Smokey and the Bandit (1977) Directed by Hal Needham Shown: Burt Reynolds

“Burt Reynolds e Robert Redford?”

Ma Burt è troppo buro! Forse meglio Redford. Me sembra un po’ più tenero, più dolce.
No, io Burt! Poi secondo me c’ha pure più sesso. Ma l’hai visto in costume da bagno che dè? È una delle poche prove dell’esistenza de Dio! Fatte servi’!

da Borotalco Carlo Verdone 1982

Burt Reynolds è morto a Juppiter in Florida, stroncato da un arresto cardiaco a 82 anni. Certo fa male svegliarsi e scoprire che un dio greco di sangue cherokee può andarsene per ragioni tanto prosaiche. Uno come Burt Reynolds, adorato dai suoi coetanei, invidiato dagli uomini ed amato da tutte le donne del mondo, il George Best dello star system hollywoodiano glam anni ’70, ti aspetti che tiri le cuoia facendo kitesurf a largo delle coste Maui o facendo urban climbing sul Burj Khalifa di Dubai.

Non nel paradiso dei pensionati americani.

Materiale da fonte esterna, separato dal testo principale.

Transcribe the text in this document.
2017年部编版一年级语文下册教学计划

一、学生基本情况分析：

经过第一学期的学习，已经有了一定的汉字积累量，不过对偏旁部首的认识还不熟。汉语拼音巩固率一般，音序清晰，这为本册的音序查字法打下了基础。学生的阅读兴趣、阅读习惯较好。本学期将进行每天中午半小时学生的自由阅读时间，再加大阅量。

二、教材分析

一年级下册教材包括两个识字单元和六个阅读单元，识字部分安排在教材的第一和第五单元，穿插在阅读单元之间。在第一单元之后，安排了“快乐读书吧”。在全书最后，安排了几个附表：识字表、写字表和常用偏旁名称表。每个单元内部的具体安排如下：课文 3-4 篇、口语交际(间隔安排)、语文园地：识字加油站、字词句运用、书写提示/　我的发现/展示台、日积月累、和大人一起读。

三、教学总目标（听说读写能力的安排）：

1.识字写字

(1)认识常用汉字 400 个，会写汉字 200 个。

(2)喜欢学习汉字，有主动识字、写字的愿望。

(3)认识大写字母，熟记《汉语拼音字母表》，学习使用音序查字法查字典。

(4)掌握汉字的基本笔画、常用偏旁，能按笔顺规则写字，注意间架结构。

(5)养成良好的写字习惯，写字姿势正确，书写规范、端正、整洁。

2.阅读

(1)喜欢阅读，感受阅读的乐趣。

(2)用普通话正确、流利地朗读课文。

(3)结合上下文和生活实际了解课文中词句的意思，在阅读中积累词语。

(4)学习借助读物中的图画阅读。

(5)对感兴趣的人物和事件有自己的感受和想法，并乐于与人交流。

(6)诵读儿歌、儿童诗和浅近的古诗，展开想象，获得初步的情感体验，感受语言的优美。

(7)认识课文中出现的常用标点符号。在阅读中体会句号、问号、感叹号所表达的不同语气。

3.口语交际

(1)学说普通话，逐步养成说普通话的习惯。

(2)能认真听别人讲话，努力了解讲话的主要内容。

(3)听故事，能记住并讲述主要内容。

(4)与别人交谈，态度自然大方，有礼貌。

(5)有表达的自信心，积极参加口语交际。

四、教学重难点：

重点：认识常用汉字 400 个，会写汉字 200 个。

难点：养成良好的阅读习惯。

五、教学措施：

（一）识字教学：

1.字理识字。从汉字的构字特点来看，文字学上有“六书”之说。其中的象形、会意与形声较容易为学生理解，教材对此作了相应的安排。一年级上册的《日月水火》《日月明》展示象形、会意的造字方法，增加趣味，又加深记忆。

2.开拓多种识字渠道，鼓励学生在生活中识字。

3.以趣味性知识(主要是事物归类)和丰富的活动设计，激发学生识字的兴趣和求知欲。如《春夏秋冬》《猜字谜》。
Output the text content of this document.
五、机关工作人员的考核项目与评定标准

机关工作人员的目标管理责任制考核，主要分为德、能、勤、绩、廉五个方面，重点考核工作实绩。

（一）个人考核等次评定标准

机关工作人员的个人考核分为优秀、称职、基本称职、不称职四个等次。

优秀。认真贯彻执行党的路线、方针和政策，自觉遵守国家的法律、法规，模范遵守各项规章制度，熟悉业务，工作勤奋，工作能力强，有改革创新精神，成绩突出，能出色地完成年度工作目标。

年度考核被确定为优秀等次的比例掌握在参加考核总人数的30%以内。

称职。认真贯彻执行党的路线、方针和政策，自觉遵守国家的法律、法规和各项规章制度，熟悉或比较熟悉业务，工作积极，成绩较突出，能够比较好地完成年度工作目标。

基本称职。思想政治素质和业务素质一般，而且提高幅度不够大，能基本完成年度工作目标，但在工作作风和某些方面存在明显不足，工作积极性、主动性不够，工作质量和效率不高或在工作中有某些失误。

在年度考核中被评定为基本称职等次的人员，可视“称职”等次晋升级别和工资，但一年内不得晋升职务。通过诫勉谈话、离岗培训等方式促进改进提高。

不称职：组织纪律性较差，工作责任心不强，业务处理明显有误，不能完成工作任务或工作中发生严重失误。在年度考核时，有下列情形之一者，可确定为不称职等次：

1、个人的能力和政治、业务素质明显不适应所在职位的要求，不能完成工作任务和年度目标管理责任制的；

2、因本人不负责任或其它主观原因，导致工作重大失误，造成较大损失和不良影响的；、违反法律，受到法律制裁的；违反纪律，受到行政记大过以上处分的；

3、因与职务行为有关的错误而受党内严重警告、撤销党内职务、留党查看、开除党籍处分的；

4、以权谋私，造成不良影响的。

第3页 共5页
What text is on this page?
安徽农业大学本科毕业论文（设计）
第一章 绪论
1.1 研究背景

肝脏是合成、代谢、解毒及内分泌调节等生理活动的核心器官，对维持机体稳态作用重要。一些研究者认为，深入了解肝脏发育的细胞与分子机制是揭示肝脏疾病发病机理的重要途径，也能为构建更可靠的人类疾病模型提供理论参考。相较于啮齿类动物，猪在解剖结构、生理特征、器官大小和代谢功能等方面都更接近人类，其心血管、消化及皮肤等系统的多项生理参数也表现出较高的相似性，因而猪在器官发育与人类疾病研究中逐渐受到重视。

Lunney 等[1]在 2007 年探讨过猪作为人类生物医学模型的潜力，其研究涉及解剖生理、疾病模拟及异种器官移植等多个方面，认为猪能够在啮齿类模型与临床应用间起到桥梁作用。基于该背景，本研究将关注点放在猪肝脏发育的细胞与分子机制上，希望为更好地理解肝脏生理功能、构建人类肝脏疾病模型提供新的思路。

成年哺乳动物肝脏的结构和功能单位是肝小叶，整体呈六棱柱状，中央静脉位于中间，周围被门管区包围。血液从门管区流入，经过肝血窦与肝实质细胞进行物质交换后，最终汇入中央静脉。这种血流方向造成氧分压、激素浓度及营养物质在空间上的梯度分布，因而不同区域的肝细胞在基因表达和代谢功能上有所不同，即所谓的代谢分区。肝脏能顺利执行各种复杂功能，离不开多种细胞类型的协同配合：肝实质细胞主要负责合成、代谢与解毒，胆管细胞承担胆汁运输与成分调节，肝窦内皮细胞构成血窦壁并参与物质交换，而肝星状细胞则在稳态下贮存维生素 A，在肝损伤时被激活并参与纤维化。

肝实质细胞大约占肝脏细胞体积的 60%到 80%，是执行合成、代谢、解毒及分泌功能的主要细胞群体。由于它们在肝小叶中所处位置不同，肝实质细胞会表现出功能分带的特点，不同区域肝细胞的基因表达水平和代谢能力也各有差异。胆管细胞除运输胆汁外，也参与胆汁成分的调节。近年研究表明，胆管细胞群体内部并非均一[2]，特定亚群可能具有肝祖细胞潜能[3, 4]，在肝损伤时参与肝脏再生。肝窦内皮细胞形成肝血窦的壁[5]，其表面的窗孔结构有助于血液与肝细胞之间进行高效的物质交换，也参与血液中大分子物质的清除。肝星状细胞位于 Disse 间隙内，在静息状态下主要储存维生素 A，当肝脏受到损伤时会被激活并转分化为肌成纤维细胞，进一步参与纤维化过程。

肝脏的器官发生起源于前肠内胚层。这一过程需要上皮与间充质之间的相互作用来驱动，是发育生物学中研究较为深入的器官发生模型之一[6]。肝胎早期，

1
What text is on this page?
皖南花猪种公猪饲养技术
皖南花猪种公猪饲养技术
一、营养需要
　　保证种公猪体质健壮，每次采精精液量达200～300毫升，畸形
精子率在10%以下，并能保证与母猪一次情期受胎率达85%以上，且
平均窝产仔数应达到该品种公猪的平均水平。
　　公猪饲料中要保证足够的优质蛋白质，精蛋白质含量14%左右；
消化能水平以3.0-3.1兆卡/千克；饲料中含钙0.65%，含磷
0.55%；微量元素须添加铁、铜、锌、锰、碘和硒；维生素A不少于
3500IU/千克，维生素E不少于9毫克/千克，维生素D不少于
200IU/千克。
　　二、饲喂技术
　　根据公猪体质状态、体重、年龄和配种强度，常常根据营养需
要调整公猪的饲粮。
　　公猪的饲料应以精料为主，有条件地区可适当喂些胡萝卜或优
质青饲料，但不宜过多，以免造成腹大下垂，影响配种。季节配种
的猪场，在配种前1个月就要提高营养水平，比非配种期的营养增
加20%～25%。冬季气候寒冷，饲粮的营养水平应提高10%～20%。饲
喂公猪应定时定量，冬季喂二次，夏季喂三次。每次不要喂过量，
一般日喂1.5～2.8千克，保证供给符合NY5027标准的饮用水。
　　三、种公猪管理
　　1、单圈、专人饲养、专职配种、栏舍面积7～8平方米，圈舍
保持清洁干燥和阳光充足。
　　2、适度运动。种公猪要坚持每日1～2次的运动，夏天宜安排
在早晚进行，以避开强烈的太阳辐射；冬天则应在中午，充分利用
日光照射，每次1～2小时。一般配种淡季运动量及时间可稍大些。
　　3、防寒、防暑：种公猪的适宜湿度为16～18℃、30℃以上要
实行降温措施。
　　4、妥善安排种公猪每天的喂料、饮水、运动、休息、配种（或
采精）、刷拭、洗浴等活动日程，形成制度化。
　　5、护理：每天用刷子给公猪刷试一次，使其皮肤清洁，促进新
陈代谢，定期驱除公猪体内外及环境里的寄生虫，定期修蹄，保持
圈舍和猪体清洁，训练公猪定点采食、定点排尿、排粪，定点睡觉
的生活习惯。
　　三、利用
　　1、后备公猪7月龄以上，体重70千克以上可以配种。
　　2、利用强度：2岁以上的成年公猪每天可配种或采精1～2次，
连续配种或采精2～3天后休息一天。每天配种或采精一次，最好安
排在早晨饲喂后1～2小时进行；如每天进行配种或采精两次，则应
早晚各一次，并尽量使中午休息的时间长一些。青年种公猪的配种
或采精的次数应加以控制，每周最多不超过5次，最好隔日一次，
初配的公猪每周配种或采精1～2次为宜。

Ma iniziamo dal principio, dall’11 febbraio 1936 a Lansing fredda capitale dello Stato del Michigan. Qui nasce Burton Leon Reynolds Jr, da padre di sangue nativo e mestiere poliziotto e madre irlandese. Ben presto i Reynolds si trasferiscono a Palm Springs. Qui alla tenera età di 14 anni il ragazzo perde la verginità grazie ad una fascinosa e benestante 40enne (altro che Asia Argento).

Se tanto mi da tanto, quella di Burton Leo, non sarà una vita qualsiasi.

Il ragazzo intanto inizia la sua carriera nel football professionista, interrotta (per sua fortuna) da un infortunio al ginocchio.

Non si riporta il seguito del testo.